Add docs/backlog/stt-providers-and-async.md: how to add new synchronous STT
request formats (Deepgram, native Gemini, ElevenLabs) via the explicit
sttApiStyle axis, which providers are inherently async and don't fit the
current sync model, and a target job-based async architecture (BullMQ job
table, sync+async unification, polling -> push -> live streaming) with the
migration path and security/cleanup considerations.
Add docs/streaming-dictation-plan.md — a design document for true
"text appears as you speak" dictation via the OpenAI Realtime API.
- Maps the current batch dictation flow (client MediaRecorder -> single
blob -> POST /ai-chat/transcribe) and why streaming is impossible there.

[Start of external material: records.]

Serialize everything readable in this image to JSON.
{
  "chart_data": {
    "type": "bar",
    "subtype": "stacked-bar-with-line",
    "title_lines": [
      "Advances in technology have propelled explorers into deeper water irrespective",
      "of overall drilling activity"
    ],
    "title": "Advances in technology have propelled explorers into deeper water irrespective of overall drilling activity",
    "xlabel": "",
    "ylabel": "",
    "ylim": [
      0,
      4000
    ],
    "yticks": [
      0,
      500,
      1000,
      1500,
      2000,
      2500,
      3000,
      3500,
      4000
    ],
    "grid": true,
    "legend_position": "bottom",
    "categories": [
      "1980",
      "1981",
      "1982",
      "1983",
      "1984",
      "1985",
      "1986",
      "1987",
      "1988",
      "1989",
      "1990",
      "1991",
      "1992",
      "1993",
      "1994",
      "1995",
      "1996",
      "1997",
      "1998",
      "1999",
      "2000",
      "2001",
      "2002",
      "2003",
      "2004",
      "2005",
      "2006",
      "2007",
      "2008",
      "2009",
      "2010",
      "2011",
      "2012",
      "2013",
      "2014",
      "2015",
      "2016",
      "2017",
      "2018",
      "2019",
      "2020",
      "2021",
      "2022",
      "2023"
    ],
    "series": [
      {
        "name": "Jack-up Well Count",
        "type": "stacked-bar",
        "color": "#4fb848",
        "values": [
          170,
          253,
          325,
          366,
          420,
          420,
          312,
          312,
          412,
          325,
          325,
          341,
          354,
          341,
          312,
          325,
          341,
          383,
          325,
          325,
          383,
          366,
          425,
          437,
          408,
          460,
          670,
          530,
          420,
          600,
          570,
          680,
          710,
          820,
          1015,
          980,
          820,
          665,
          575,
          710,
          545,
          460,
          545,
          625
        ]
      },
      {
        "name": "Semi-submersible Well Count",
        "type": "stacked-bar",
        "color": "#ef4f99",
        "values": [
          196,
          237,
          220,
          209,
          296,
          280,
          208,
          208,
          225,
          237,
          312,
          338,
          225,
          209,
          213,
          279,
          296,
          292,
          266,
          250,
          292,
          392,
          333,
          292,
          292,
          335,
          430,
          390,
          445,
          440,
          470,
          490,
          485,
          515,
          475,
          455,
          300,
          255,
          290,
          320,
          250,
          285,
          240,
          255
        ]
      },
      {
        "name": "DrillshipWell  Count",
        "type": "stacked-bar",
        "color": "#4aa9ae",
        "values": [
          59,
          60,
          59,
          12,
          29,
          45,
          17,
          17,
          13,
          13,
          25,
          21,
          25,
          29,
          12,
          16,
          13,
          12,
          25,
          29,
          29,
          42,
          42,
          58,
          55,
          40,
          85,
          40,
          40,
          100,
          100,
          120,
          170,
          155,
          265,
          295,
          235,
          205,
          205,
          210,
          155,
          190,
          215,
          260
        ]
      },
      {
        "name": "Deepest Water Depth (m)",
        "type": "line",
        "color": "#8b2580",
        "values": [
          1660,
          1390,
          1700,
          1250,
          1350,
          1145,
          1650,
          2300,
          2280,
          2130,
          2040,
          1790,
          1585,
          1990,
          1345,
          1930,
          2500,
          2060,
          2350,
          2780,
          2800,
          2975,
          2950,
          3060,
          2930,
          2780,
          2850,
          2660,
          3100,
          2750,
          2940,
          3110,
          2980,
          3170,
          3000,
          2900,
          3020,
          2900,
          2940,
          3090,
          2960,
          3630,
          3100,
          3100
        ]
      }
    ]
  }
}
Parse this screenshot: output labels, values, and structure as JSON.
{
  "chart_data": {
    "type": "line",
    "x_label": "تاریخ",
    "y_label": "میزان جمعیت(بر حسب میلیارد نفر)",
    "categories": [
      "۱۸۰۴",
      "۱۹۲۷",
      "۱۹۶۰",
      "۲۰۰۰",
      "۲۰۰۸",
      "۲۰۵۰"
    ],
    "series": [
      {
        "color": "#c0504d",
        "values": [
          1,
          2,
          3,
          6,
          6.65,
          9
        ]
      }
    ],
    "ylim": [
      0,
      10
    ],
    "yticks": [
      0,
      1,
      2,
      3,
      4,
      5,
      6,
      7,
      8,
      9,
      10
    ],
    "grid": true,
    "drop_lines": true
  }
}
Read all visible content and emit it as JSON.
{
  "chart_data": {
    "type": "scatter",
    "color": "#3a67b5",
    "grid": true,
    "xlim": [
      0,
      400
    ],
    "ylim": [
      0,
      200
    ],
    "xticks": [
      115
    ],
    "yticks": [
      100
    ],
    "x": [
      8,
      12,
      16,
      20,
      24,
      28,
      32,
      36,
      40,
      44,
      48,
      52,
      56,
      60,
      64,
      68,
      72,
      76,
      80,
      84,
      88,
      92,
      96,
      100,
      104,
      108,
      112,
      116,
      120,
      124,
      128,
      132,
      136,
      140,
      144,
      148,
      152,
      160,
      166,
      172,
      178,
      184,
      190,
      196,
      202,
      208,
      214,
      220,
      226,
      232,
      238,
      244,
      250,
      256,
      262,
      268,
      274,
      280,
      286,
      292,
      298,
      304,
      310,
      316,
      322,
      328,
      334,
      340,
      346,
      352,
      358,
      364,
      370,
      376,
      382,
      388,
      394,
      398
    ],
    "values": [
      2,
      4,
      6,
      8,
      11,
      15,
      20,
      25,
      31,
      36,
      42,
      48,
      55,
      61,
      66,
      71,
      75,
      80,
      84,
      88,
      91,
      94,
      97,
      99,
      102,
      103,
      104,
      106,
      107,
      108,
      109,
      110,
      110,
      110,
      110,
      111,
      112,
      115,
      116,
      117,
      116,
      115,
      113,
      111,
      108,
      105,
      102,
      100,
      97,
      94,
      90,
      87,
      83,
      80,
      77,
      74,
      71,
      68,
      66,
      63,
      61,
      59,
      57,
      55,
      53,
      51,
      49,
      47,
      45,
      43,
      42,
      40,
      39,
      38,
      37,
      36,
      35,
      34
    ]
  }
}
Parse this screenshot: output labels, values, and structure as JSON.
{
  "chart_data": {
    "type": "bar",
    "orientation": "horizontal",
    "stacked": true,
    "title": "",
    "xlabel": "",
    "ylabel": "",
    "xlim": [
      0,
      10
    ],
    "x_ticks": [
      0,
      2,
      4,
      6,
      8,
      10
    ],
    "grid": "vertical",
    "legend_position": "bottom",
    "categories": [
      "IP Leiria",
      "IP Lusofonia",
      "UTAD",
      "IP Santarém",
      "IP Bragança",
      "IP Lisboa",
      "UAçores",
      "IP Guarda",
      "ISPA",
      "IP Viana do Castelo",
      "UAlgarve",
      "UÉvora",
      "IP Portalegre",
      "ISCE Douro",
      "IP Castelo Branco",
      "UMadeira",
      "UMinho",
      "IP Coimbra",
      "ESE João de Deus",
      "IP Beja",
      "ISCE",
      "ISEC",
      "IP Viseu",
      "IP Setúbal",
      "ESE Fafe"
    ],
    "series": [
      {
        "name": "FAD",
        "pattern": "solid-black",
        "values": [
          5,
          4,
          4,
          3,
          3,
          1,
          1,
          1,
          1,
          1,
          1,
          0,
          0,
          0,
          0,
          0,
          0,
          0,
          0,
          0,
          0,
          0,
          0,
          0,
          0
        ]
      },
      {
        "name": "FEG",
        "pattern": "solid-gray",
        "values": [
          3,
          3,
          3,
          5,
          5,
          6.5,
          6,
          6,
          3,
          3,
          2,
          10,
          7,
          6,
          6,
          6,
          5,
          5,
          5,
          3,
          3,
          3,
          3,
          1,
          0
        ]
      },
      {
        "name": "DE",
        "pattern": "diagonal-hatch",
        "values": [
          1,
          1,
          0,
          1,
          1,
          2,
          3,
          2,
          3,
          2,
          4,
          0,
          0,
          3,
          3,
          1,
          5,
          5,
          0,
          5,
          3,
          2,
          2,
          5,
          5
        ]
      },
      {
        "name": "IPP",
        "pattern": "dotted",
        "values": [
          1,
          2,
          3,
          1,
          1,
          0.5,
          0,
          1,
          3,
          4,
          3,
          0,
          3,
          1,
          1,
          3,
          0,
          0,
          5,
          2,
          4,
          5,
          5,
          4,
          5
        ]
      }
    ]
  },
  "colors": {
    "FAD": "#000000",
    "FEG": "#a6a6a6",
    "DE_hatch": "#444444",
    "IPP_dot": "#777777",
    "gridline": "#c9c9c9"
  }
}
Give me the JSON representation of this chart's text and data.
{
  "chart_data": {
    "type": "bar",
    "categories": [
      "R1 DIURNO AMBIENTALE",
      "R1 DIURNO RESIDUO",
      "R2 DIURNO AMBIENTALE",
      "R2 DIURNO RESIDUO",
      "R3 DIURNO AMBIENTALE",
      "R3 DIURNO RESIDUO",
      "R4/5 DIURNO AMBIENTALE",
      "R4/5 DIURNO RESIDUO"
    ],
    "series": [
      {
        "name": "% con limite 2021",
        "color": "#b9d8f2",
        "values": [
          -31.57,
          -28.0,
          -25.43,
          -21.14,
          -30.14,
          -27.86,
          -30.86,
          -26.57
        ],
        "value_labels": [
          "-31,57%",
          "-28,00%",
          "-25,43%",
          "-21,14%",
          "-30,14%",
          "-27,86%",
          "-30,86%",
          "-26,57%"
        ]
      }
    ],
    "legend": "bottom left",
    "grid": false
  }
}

- Documents the Realtime API contract (transcription session, ephemeral
token, pcm16 audio, input_audio_buffer.append, input_audio_transcription
delta/completed events, server_vad).
- Recommends a server-side WS proxy transport (key stays server-side,
SSRF-guarded, provider-agnostic via sttBaseUrl) over direct browser
WebRTC, and a ProseMirror decoration for interim text with final-only
commit to avoid polluting Yjs collab/history.
- Covers config additions, AudioWorklet PCM16 capture, security per repo
conventions, edge cases, phased rollout, risks, and impacted files.